606. Shew that the locus of the middle points of straight lines parallel to the base of a triangle and terminated by its sides is a straight line.
607. A parallelogram is inscribed in a triangle, having one side on the base of the triangle, and the adjacent sides parallel to a fixed direction: shew that the locus of the intersection of the diagonals of the parallelogram is a straight line bisecting the base of the triangle,
608. On a given straight line AB as hypotenuse a right-angled triangle is described; and from A and B straight lines arc drawn to bisect the opposite sides: shew that the locus of their intersection is a circle.
609. From a given point outside two given circles which do not meet, draw a straight line such that the portions of it intercepted by each circle shall be respectively proportional to their radii.
610. In a given triangle inscribe a rhombus which shall have one of its angular points coincident with a point in the base, and a side on that base.
611. ABC is a triangle having a right angle at C; ABDE is the square described on the hypotenuse; F,G,H are the points of intersection of the diagonals of the squares on the hypotenuse and sides: shew that the angles DCE, GFH are together equal to a right angle.
MISCELLANEOUS.
612. O is a fixed point from which any straight line is drawn meeting a fixed straight line at P; in OP a point Q is taken such that the rectangle OP, OQ is constant: shew that the locus of Q is the circumference of a circle.

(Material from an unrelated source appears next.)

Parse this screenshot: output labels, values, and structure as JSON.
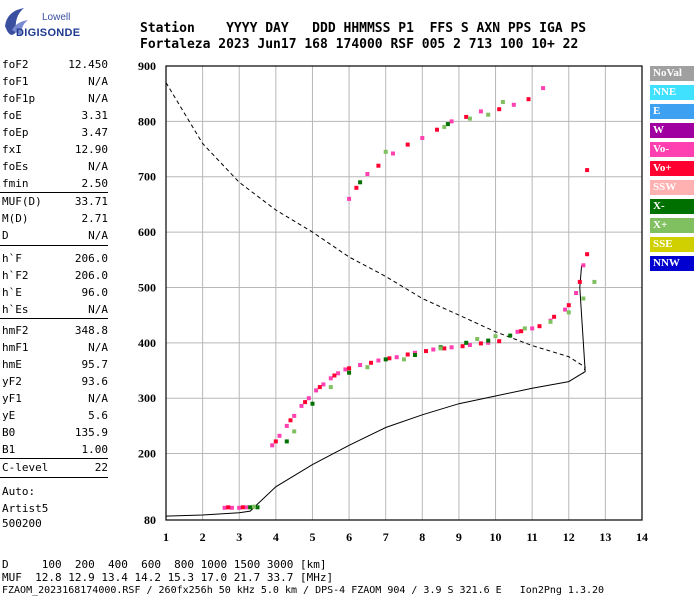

613. O is a fixed point on the circumference of a circle, from which any straight line is drawn meeting the circumference at P; in OP a point Q is taken such that the rectangle OP, OQ is constant: shew that the locus of Q is a straight line.
614. The opposite sides of a quadrilateral inscribed in a circle when produced meet at P and Q: shew that the square on PQ is equal to the sum of the squares on the tangents from P and Q to the circle.